In conclusione mentre può sembrare relativamente semplice costruire sopra prodotti tangibili una serie di attributi intangibili, viceversa appare assai più complesso costruire nell’intangibilità un nucleo di contenuti stabile e riconosciuto.

Sembrano pertanto maturi i tempi per introdurre il concetto di branding anche per organizzazioni, quali appunto un contingente multinazionale, le quali non potendo fondare su un prodotto tangibile la propria politica, mediante un modello più strutturato e specificamente dedicato come quello presentato potrebbero meglio contrastare le, a volte notevoli, difficoltà che incontrano a veicolare se stesse.

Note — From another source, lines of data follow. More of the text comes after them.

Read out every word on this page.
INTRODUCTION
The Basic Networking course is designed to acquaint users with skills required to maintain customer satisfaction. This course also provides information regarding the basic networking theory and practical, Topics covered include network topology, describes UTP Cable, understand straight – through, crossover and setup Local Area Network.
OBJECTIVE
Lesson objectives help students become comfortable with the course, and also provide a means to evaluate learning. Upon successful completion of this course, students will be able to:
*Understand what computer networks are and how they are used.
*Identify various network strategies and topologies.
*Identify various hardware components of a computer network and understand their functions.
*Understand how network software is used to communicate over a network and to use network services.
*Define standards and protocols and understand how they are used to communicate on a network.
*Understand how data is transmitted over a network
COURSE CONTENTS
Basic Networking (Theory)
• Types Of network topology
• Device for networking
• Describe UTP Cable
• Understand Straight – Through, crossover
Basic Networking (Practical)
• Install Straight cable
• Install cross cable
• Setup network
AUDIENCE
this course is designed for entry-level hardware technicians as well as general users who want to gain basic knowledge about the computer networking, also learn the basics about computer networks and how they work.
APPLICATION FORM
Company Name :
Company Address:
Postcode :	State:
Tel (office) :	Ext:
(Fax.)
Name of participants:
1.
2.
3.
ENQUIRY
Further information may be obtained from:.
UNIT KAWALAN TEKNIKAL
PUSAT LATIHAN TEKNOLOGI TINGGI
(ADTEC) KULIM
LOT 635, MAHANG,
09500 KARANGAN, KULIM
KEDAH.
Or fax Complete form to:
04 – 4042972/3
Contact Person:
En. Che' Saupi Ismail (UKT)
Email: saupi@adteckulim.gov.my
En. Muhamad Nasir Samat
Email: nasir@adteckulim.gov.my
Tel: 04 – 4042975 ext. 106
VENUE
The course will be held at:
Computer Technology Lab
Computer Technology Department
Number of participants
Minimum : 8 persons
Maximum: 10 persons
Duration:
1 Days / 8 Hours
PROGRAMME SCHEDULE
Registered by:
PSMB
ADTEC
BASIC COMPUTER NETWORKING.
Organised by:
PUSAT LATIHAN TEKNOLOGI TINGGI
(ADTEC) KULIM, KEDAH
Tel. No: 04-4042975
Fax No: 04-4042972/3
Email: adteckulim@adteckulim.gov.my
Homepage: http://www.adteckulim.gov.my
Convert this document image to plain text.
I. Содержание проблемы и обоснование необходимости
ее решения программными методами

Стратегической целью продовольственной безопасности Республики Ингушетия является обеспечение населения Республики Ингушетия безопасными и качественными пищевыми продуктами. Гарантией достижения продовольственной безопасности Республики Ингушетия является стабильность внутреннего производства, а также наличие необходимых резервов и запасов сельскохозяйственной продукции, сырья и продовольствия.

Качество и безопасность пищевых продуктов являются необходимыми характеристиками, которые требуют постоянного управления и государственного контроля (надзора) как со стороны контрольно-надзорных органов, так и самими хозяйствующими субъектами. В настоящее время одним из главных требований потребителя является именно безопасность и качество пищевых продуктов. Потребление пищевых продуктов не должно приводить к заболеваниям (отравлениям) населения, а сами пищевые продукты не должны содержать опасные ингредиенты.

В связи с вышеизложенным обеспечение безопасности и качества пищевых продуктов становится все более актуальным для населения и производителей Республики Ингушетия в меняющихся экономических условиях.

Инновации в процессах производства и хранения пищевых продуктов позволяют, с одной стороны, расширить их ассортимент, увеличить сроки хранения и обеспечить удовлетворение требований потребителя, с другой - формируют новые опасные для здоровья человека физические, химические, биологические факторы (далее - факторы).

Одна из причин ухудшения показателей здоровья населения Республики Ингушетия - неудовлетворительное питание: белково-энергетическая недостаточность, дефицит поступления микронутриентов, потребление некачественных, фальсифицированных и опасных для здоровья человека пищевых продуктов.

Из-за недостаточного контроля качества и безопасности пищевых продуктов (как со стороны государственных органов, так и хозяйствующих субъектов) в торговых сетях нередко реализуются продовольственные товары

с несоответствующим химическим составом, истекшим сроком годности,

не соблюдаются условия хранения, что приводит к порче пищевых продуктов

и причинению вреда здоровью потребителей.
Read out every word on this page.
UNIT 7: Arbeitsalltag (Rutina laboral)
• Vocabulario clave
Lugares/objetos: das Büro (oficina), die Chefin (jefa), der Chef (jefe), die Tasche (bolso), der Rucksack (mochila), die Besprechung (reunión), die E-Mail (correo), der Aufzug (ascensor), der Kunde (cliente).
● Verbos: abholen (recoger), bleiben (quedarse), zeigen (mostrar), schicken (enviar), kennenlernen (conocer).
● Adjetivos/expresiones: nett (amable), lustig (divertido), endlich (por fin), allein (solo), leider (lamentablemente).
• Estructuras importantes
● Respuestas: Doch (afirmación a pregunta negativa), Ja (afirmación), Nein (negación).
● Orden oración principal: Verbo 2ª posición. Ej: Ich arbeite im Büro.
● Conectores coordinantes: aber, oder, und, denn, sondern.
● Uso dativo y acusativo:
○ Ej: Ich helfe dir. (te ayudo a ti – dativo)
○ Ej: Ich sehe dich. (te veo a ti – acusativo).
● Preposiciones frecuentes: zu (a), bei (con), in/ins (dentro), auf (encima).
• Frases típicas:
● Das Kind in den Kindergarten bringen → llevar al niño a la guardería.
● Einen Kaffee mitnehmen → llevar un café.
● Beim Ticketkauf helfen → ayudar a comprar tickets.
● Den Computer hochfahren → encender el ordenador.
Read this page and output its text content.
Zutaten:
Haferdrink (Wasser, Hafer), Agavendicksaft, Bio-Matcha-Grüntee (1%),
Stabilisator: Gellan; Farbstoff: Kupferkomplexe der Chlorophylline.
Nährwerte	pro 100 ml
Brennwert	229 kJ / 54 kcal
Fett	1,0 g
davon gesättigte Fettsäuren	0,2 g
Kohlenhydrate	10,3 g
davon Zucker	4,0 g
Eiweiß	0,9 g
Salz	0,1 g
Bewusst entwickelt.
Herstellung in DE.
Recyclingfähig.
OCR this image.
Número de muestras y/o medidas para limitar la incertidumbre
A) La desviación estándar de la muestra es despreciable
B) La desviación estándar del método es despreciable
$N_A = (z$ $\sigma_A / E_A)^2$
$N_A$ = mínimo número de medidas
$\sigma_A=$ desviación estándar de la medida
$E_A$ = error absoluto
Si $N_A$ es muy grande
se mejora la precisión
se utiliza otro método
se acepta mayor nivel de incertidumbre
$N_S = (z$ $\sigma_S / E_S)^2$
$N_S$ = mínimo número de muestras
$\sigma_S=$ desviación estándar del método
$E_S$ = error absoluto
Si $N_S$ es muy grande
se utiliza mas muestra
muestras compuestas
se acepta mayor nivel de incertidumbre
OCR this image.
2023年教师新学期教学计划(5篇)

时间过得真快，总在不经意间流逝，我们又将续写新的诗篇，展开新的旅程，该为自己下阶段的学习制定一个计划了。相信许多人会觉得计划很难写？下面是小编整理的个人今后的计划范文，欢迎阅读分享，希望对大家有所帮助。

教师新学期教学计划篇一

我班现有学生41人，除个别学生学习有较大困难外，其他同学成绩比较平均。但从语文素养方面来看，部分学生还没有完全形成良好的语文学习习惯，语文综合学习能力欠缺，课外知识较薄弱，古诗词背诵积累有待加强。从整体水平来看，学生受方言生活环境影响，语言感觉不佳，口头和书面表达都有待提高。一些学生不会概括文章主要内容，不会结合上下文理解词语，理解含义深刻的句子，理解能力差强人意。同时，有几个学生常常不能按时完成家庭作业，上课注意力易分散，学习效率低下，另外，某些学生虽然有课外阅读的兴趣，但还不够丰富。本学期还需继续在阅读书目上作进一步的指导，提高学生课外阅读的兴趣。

Si parla spesso di narrazioni e di comunicazione strategica ignorandone tuttavia, dal mio punto di vista, i presupposti che le sostengono alla base. Non si può infatti pensare di affermare una narrative che dir si voglia, senza prima aver categorizzato e monitorato tutti i vari fattori che sono invece ben presenti nella mente dell’audience e che se non ben definiti, possono costituire un sistema di credenze in grado di rendere la popolazione assolutamente impermeabile a qualsiasi serie di impulsi proveniente dall’esterno.

1 Pianificazione e gestione di tecniche di marketing e di comunicazione per la creazione, la gestione e lo sviluppo di una marca o “brand”; può definirisi anche come brand management.
2 Si può definire l’opinione pubblica come l’aggregazione delle attitudini di pensiero collettive di un sistema sociale, somma delle opinioni dei singoli, che la comunicano nei modi più disparati utilizzando gli strumenti di comunicazione esistenti; protagonisti della sua diffusione, più o meno fedele o rielaborata, sono i mass-media che in tal modo influenzano sia le decisioni politiche, sia la popolazione stessa che in qualche modo l’ha originata (vds. anche Allport, Habermas, Lippmann).